GARAM di tingkat pasar mengalami peningkatan harga. Namun hal itu, ternyata tidak dinikmati oleh petani garam di Kabupaten Bima. Sebab harga belinya tetap saja setengah dari harga pasar.
Hal itu dikatakan Abakar, Petani garam asal Godo Desa Dadibou Kecamatan Woha Kabupaten Bima. Ia mengaku harga beli garam ke petani saat ini hanya Rp300 ribu per karung. Sementara informasinya, harga garam dijual di pasar mencapai Rp600 ribu per karung.
“Harga beli garam saat ini Rp300 ribu per satu karung putih,” ujarnya akhir pekan kemarin.
Ia mengakui harga jual garam tersebut dianggap meningkat yang terjadi sejak Bulan Maret 2023 lalu. Hanya saja, hasilnya masih jauh dari harapan, karena belum menguntungkan bagi para petani garam. “Harga Rp300 ribu ini belum bisa dikatakan untung. Baru dapat keuntungan, garam dijual Rp400 ribu atau Rp350 ribu per karung,” ujarnya.
Abakar mengatakan harga jual garam tergantung kondisi musim serta jumlah petani yang menggarap tambak. Jika musim hujan serta sedikit petani, harga garam akan semakin meningkat. “Kalau sebaliknya, jika musim panas dan banyaknya petani garam, harganya murah,” katanya.
Ia mengaku saat ini harga garam memang tinggi karena belum memasuki musim panen. Jika tiba musim panen nanti, harga jualnya bisa Rp50 ribu bahkan bisa Rp20 ribu perkarung. Harga tersebut tidak sebanding dengan biaya produksi, operasional, sewa buruh hingga beli karung.
“Pas Bulan September hingga Oktober nanti puncaknya panen garam, harganya bisa Rp50 ribu sampai Rp20 ribu per karung,” katanya.
Ia mengaku murahnya harga garam hasil produksi petani, juga dipengaruhi faktor lain, yakni dibeli dari tangan ke tangan (tengkulak) bukan dari pihak perusahaan atau konsumen garam. Sembari menambahkan produksi garam juga tergantung kondisi cuaca. Jika ada atau terik matahari, proses produksi hingga panen hanya membutuhkan waktu dua bulan lebih. “Garam yang diproduksi diambil langsung oleh tengkulak. Tidak dijual eceran,” katanya.
Beli dari Jawa Timur
Sejumlah perusahaan garam di Bima terpaksa membeli garam dari Jawa Timur, lantaran garam di wilayah setempat mengalami kelangkaan dalam beberapa bulan terakhir.
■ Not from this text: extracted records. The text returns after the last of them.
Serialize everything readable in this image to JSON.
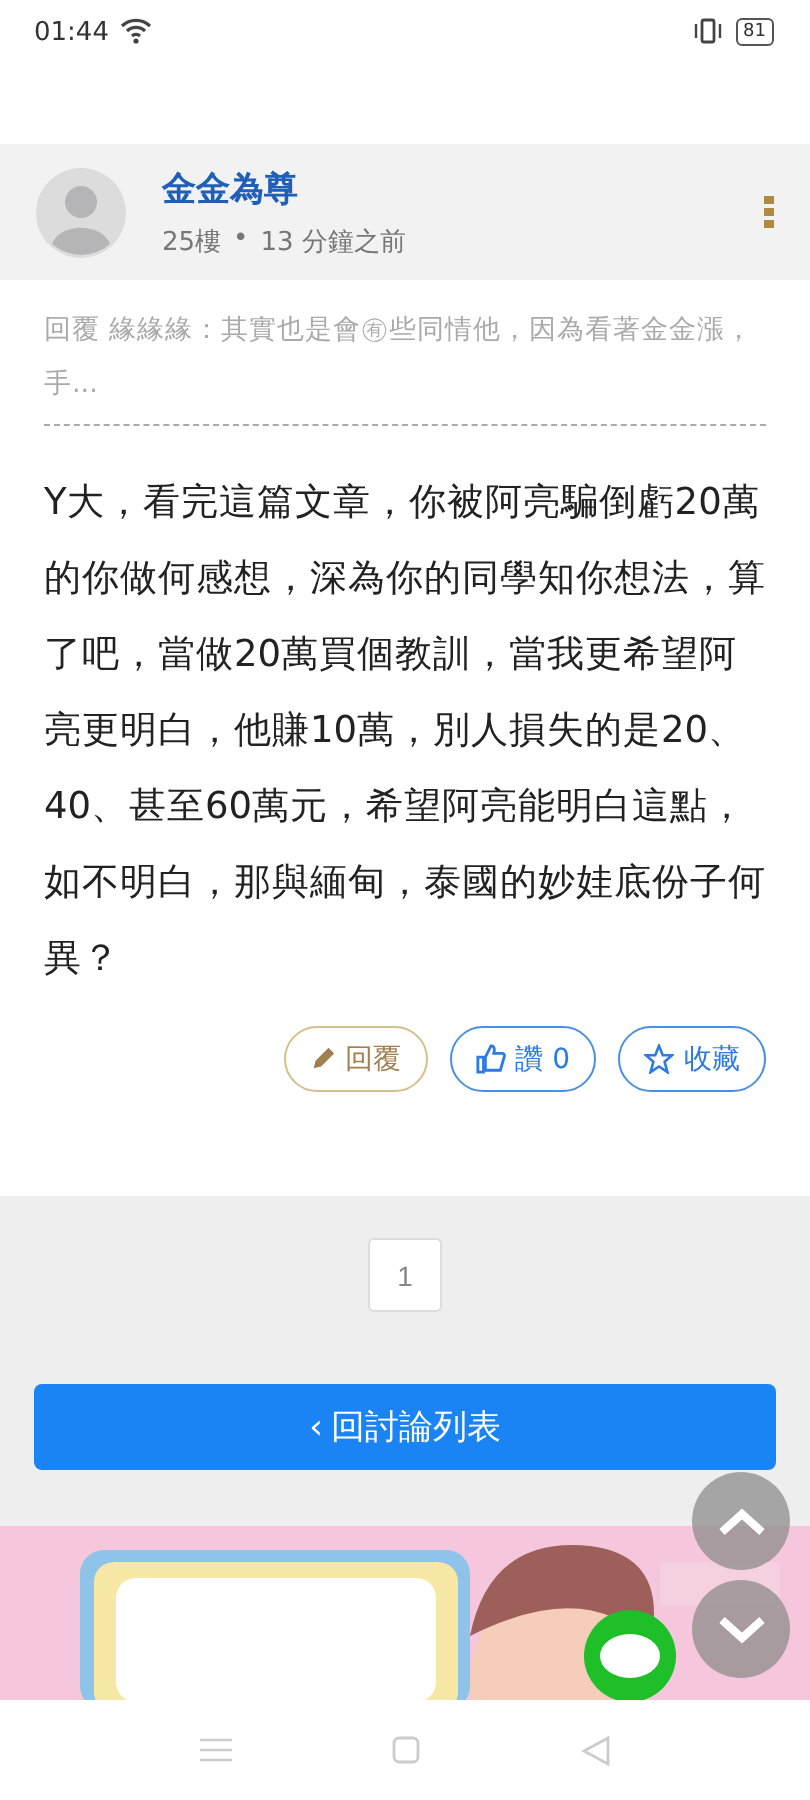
{
  "status_bar": {
    "time": "01:44",
    "battery": "81"
  },
  "post": {
    "author": "金金為尊",
    "floor": "25樓",
    "separator": "•",
    "time": "13 分鐘之前",
    "quote": "回覆 緣緣緣：其實也是會㊒些同情他，因為看著金金漲，手...",
    "body": "Y大，看完這篇文章，你被阿亮騙倒虧20萬的你做何感想，深為你的同學知你想法，算了吧，當做20萬買個教訓，當我更希望阿亮更明白，他賺10萬，別人損失的是20、40、甚至60萬元，希望阿亮能明白這點，如不明白，那與緬甸，泰國的妙娃底份子何異？",
    "actions": [
      {
        "kind": "reply",
        "label": "回覆"
      },
      {
        "kind": "like",
        "label": "讚 0"
      },
      {
        "kind": "save",
        "label": "收藏"
      }
    ]
  },
  "pagination": [
    {
      "label": "1",
      "selected": false
    }
  ],
  "back_button": {
    "arrow": "‹",
    "label": "回討論列表"
  }
}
Salah satu perusahaan yang mendatangkan garam dari Jawa Timur itu yakni CV Sanolo Jaya Sentosa, produsen garam konsumsi beryodium yang berada di Desa Sanolo Kecamatan Bolo Kabupaten Bima. “Saat ini garam Bima langka. Kita membeli atau mendatangkan dari Jawa Timur,” kata Direktur, CV Sanolo Jaya Sentosa, Muhammad.
Ia mengaku membeli garam dengan harga Rp350 ribu per karung ukuran 50 kilogram. Setelah itu, dikemas dengan plastik untuk kemudian dijual keliling kembali di wilayah Kabupaten Bima dan Dompu serta dan Kota Bima menggunakan mobil pick up.
“Per plastiknya tidak sampai satu kilogram, kita jual Rp10 ribu. Sangat menguntungkan karena garam yang dibeli Rp350 ribu bisa dijual kembali hingga Rp700 ribu. Tapi garam tidak ada,” katanya.
Ia mengaku, kelangkaan garam terjadi pada bulan April hingga Mei ini. Hal itu disebabkan beberapa faktor, seperti pengaruh iklim, curah hujan yang tidak menentu hingga stok garam di gudang yang tidak ada.
“Terjadinya kelangkaan karena pengaruh perubahan iklim, curah hujan tinggi, hingga stok garam di gudang tidak ada,” katanya.
Ia mengaku garam Bima akan kembali stabil dan normal pada bulan Juni mendatang. Selain untuk memenuhi kebutuhan di dalam daerah, garam Bima juga akan dikirim ke Lombok, Kalimantan, Sulawesi Selatan hingga Sumba dan Labuhan Bajo Provinsi NTT.
“Saat ini stok garam yang ada diproduksi dengan plastik geo isolator. Sementara cara tradisional, akan panen Bulan 6 nanti,” pungkasnya. (uki)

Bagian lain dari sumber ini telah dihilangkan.